New deal was signed last week after extended negotiations and just as Gandolfini was accepting the only Emmy the show won out of 18 nominations. While it boosts Gandolfini’s salary considerably, it is hardly profligate, considering the salaries earned by stars of network hit series like “ER.” After Gandolfini’s long career as a character actor in such films as “Get Shorty,” his breakout role as stressed mob boss Tony Soprano has established him as a legitimate star.

Deal is a shrewd one for Grey and HBO because Gandolfini, who just completed starring with Julia Roberts and Brad Pitt in “The Mexican,” now earns $5 million a feature and could earn much more than his television salary if he concentrated on films.

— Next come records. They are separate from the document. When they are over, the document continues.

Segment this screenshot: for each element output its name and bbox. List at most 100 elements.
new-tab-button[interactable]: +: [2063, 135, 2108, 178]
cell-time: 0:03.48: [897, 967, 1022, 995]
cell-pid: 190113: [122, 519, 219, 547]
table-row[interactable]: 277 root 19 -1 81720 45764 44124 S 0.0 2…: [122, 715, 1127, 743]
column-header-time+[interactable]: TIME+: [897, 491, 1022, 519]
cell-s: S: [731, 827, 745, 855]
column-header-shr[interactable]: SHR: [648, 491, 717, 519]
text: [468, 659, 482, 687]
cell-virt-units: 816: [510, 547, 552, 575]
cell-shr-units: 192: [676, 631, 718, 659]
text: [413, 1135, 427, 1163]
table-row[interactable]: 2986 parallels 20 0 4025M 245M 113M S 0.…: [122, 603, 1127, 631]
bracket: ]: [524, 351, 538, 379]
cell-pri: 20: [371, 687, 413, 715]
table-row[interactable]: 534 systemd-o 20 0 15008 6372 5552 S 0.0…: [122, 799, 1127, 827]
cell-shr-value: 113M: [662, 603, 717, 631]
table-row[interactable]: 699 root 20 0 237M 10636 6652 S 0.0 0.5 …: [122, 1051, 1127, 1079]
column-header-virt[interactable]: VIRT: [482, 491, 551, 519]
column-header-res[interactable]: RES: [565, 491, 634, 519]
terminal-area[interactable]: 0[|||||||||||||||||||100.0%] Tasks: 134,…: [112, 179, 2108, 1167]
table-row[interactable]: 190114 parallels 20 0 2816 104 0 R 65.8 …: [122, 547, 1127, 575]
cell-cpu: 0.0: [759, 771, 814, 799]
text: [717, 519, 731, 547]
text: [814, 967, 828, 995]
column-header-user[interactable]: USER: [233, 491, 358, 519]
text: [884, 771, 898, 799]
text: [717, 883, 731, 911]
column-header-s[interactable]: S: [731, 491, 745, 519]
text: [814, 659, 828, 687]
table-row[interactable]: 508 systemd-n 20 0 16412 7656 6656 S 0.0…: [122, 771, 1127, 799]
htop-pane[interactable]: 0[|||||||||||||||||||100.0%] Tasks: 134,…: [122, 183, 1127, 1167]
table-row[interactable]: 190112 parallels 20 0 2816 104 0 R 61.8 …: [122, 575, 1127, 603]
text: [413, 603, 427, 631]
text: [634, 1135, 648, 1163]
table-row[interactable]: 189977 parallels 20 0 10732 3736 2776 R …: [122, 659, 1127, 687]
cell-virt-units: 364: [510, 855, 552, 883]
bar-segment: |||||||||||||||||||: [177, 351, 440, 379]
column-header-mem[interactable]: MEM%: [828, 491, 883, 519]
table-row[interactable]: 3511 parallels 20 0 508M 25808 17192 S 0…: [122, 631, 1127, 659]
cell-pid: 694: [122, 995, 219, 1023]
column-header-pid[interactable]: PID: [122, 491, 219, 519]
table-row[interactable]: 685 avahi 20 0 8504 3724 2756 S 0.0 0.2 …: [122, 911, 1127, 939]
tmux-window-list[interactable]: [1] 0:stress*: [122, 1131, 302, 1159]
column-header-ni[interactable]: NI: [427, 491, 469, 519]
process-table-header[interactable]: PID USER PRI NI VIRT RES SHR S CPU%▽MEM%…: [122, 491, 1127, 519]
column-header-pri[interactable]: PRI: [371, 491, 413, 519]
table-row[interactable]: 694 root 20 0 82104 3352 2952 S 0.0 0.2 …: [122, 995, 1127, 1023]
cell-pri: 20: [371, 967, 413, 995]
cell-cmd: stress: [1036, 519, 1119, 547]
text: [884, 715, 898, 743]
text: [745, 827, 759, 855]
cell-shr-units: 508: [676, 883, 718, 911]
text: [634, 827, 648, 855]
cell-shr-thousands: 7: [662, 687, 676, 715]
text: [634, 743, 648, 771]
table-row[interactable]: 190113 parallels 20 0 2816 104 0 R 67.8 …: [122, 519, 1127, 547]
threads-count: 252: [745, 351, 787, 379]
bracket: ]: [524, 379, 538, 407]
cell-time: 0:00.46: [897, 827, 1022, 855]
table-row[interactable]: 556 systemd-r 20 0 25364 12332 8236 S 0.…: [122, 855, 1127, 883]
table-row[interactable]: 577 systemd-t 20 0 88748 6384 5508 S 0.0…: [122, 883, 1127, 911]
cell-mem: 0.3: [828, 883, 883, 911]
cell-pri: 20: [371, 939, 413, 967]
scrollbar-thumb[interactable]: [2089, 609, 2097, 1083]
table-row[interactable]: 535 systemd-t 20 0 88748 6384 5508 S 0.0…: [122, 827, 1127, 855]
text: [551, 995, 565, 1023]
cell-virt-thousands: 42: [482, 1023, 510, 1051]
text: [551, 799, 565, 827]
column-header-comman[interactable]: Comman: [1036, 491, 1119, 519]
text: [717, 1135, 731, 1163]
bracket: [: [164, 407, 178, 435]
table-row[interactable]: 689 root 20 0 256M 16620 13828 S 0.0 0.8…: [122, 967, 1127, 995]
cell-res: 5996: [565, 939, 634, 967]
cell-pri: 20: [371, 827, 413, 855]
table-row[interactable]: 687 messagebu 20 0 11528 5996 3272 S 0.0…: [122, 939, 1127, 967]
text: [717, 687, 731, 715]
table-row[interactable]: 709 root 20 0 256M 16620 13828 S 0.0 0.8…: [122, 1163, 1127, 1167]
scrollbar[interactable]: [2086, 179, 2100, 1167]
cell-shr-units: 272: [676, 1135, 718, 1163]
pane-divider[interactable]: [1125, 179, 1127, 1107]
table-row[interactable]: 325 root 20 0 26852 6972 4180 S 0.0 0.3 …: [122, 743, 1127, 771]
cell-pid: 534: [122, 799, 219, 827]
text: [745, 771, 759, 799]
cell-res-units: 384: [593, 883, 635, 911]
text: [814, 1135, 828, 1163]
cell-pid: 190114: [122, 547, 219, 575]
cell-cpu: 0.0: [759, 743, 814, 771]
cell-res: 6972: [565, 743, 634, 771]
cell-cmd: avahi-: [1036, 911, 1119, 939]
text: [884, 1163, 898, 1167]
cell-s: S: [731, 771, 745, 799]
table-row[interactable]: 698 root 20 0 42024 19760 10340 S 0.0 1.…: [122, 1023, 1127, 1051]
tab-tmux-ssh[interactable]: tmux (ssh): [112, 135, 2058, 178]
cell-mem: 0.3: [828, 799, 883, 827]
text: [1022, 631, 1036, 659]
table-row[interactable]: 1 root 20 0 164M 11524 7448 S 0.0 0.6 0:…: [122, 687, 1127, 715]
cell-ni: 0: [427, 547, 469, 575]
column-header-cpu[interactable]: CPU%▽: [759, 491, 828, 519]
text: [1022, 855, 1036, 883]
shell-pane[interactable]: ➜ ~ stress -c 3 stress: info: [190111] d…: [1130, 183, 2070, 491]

Campaign to keep Gandolfini happy and running the Soprano crime family for as many as three more seasons follows HBO and Grey’s renegotiation earlier this year to keep creator David Chase running the show for two more seasons for an eight-figure sum (Daily Variety, March 15). Chase’s deal includes a greenlight on his scripted feature “If I Fell.”

Gandolfini’s redrawn contract effectively creates a template for keeping him in the starring role of the drama beyond the next two seasons and into a third, when Chase’s deal allows him to hand over the drama to another showrunner while retaining involvement from a distance.

It was unclear exactly how many ancillary obligations are factored into the $10 million deal as all parties involved are taking an omerta-like vow of silence. Participants in the raise negotiations conducted the talks under a signed strict agreement of confidentiality. Neither HBO, Grey nor the actor’s agents at Writers & Artists would comment on the new pact. Grey was the only one to remotely address the issue.

“It would be inappropriate to discuss Jim’s contractual commitment and compensation,” said Grey, who exec produces the series with Chase. “I am far more interested in discussing his extraordinary talent and invaluable contribution to ‘The Sopranos.’ ” Gandolfini is repped by W&A and managed by Nancy Sanders and Mark Armstrong.